Ben Kaczmarski, a spokesman for USDA's Animal and Plant Health Inspection Service, told the Liberty Ark Coalition late last week, that since the NAIS was now an "opt in" voluntary program, that it had decided to provide an "opt out" procedure. Even though the protocol has not yet been fully defined, the spokesman said the procedure would require that a person who wants to opt out, write a formal request to be removed from the NAIS, to the state NAIS coordinator. The state coordinator will confirm the validity of the request, and advance the request to USDA. The USDA will then, presumably, remove the name from the registry, according to Kaczmarski. State NAIS coordinators can be located here.

Carol and Calvin Whittaker are delighted to hear this news. They have tried unsuccessfully for several months to get their land removed from the NAIS registry.
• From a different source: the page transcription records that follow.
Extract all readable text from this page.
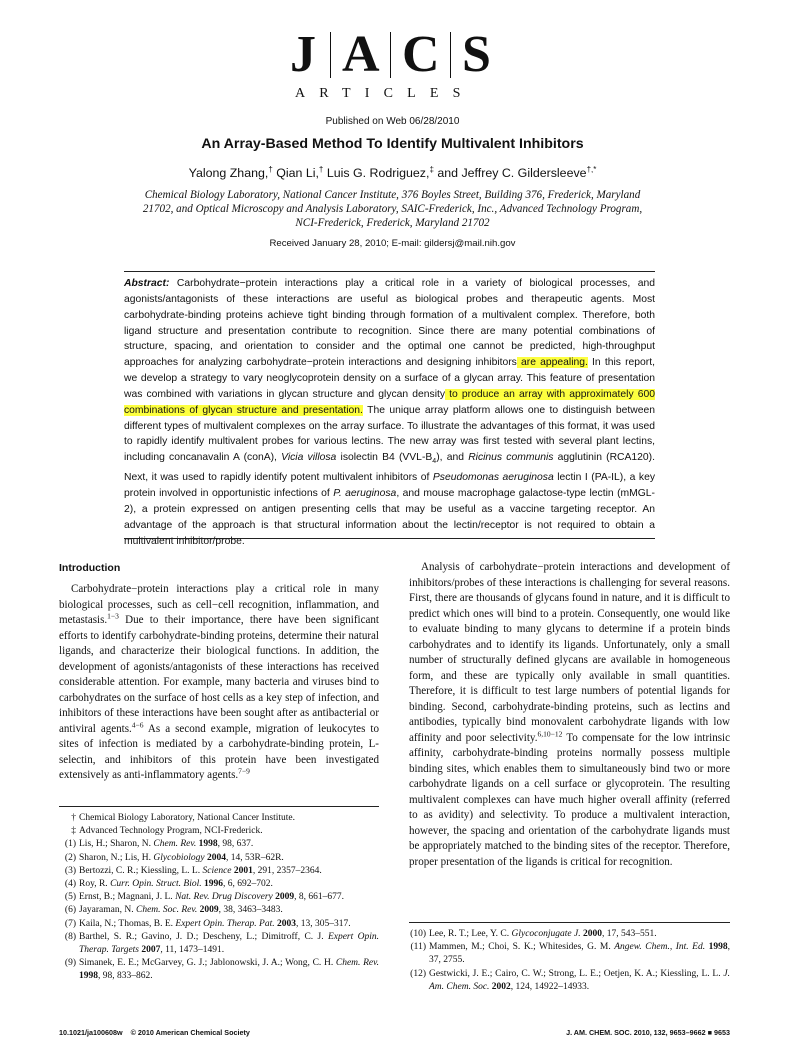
J A C S
ARTICLES
Published on Web 06/28/2010
An Array-Based Method To Identify Multivalent Inhibitors
Yalong Zhang,† Qian Li,† Luis G. Rodriguez,‡ and Jeffrey C. Gildersleeve†,*
Chemical Biology Laboratory, National Cancer Institute, 376 Boyles Street, Building 376, Frederick, Maryland 21702, and Optical Microscopy and Analysis Laboratory, SAIC-Frederick, Inc., Advanced Technology Program, NCI-Frederick, Frederick, Maryland 21702
Received January 28, 2010; E-mail: gildersj@mail.nih.gov

Abstract: Carbohydrate−protein interactions play a critical role in a variety of biological processes, and agonists/antagonists of these interactions are useful as biological probes and therapeutic agents. Most carbohydrate-binding proteins achieve tight binding through formation of a multivalent complex. Therefore, both ligand structure and presentation contribute to recognition. Since there are many potential combinations of structure, spacing, and orientation to consider and the optimal one cannot be predicted, high-throughput approaches for analyzing carbohydrate−protein interactions and designing inhibitors are appealing. In this report, we develop a strategy to vary neoglycoprotein density on a surface of a glycan array. This feature of presentation was combined with variations in glycan structure and glycan density to produce an array with approximately 600 combinations of glycan structure and presentation. The unique array platform allows one to distinguish between different types of multivalent complexes on the array surface. To illustrate the advantages of this format, it was used to rapidly identify multivalent probes for various lectins. The new array was first tested with several plant lectins, including concanavalin A (conA), Vicia villosa isolectin B4 $(VVL-B_4)$, and Ricinus communis agglutinin (RCA120). Next, it was used to rapidly identify potent multivalent inhibitors of Pseudomonas aeruginosa lectin I (PA-IL), a key protein involved in opportunistic infections of P. aeruginosa, and mouse macrophage galactose-type lectin (mMGL-2), a protein expressed on antigen presenting cells that may be useful as a vaccine targeting receptor. An advantage of the approach is that structural information about the lectin/receptor is not required to obtain a multivalent inhibitor/probe.

Introduction

Carbohydrate−protein interactions play a critical role in many biological processes, such as cell−cell recognition, inflammation, and metastasis.$^{1-3}$ Due to their importance, there have been significant efforts to identify carbohydrate-binding proteins, determine their natural ligands, and characterize their biological functions. In addition, the development of agonists/antagonists of these interactions has received considerable attention. For example, many bacteria and viruses bind to carbohydrates on the surface of host cells as a key step of infection, and inhibitors of these interactions have been sought after as antibacterial or antiviral agents.$^{4-6}$ As a second example, migration of leukocytes to sites of infection is mediated by a carbohydrate-binding protein, L-selectin, and inhibitors of this protein have been investigated extensively as anti-inflammatory agents.$^{7-9}$

Analysis of carbohydrate−protein interactions and development of inhibitors/probes of these interactions is challenging for several reasons. First, there are thousands of glycans found in nature, and it is difficult to predict which ones will bind to a protein. Consequently, one would like to evaluate binding to many glycans to determine if a protein binds carbohydrates and to identify its ligands. Unfortunately, only a small number of structurally defined glycans are available in homogeneous form, and these are typically only available in small quantities. Therefore, it is difficult to test large numbers of potential ligands for binding. Second, carbohydrate-binding proteins, such as lectins and antibodies, typically bind monovalent carbohydrate ligands with low affinity and poor selectivity.$^{6,10-12}$ To compensate for the low intrinsic affinity, carbohydrate-binding proteins normally possess multiple binding sites, which enables them to simultaneously bind two or more carbohydrate ligands on a cell surface or glycoprotein. The resulting multivalent complexes can have much higher overall affinity (referred to as avidity) and selectivity. To produce a multivalent interaction, however, the spacing and orientation of the carbohydrate ligands must be appropriately matched to the binding sites of the receptor. Therefore, proper presentation of the ligands is critical for recognition.

† Chemical Biology Laboratory, National Cancer Institute.
‡ Advanced Technology Program, NCI-Frederick.
(1) Lis, H.; Sharon, N. Chem. Rev. 1998, 98, 637.
(2) Sharon, N.; Lis, H. Glycobiology 2004, 14, 53R–62R.
(3) Bertozzi, C. R.; Kiessling, L. L. Science 2001, 291, 2357–2364.
(4) Roy, R. Curr. Opin. Struct. Biol. 1996, 6, 692–702.
(5) Ernst, B.; Magnani, J. L. Nat. Rev. Drug Discovery 2009, 8, 661–677.
(6) Jayaraman, N. Chem. Soc. Rev. 2009, 38, 3463–3483.
(7) Kaila, N.; Thomas, B. E. Expert Opin. Therap. Pat. 2003, 13, 305–317.
(8) Barthel, S. R.; Gavino, J. D.; Descheny, L.; Dimitroff, C. J. Expert Opin. Therap. Targets 2007, 11, 1473–1491.
(9) Simanek, E. E.; McGarvey, G. J.; Jablonowski, J. A.; Wong, C. H. Chem. Rev. 1998, 98, 833–862.
(10) Lee, R. T.; Lee, Y. C. Glycoconjugate J. 2000, 17, 543–551.
(11) Mammen, M.; Choi, S. K.; Whitesides, G. M. Angew. Chem., Int. Ed. 1998, 37, 2755.
(12) Gestwicki, J. E.; Cairo, C. W.; Strong, L. E.; Oetjen, K. A.; Kiessling, L. L. J. Am. Chem. Soc. 2002, 124, 14922–14933.
10.1021/ja100608w © 2010 American Chemical Society	J. AM. CHEM. SOC. 2010, 132, 9653–9662 ■ 9653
They are now filing the written request as specified by the USDA, and the Liberty Ark Coalition will monitor the process to measure the time required, and the bureaucratic obstacles, if any, that must be overcome.

This new policy is met with great enthusiasm by the many people who oppose the NAIS, but it is also met with a large degree of skepticism. Since the controversial program was announced in 2005, with a time-line for the program to become mandatory by 2007, opposition has grown steadily. The USDA had to release a new strategy in 2006, and renounce the "mandatory" provision of the program.
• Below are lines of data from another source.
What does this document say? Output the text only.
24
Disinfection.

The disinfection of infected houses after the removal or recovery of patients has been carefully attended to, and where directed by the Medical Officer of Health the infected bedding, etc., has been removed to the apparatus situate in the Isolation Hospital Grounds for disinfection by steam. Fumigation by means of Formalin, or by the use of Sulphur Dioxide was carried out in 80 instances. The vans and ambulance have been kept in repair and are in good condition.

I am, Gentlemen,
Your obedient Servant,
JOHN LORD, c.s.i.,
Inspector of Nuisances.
While proclaiming that the program is now, and will always be, voluntary, the USDA poured money into states to encourage them to make the program mandatory at the state level. But opponents have convinced legislators in six states to introduce legislation prohibiting any kind of mandatory animal identification program. And several other states are likely to follow with similar legislation.

Moreover, at its October 16, 2006 meeting, the United States Animal Health Association's Livestock Identification Committee issued a report (Page 14) that recommends that the USDA create a list of "consistent" states, which are states that:

"have established by law, rule, order, or other means a requirement that all breeding age cattle be officially identified by means of official tag or registration brand or tattoo at each change of ownership, other than movements direct to slaughter, or movements through one approved market and then direct to slaughter."

Should the USDA adopt this recommendation, animal movement in "non-consistent" states could be restricted, not only by the USDA, but by the states. To NAIS opponents, this appears to be another way the USDA is saying to the public that the NAIS is voluntary, while behind the scenes, doing everything in its power to force livestock owners to comply with the identification requirements.

The public relations campaign in support of the program claims it will stop, or reduce, animal disease outbreaks such as mad cow disease, by providing the ability to trace a diseased animal to its source within 48 hours. The Liberty Ark Coalition says this is a myth, because:

"Mad Cow disease is not contagious, takes years to develop, and is completely preventable. NAIS is designed to do only one thing: provide 48-hour trace-back of animal movements. This is simply not relevant to protecting our food supply from Mad Cow disease. Moreover, the USDA has stated that it estimates that there are only four to seven (4-7) cows in the entire U.S. that have BSE, or Mad Cow Disease, and that it's not even necessary to conduct testing to protect our food supply. Indeed, the USDA refuses to allow a U.S. company, Creekstone Farms & Premium Beef, to voluntarily test all of its cattle for BSE, in order to satisfy its customers' wishes. If BSE is not enough of a threat to justify (or even allow) testing, then certainly it cannot be the basis for requiring millions of animals to be electronically tagged and their every move tracked."

Opponents of the program contend that it was conceived by, and will benefit, only large meat packers and exporters, and the technology companies that provide the identification and tracking equipment.

Opposition has grown dramatically, as small farmers and ranchers realize that their horse, chickens, pigs or cows fall under the USDA's jurisdiction, and they will have to bear the cost and inconvenience of a program that will make no difference to animal health, and benefit only the large exporters and technology companies.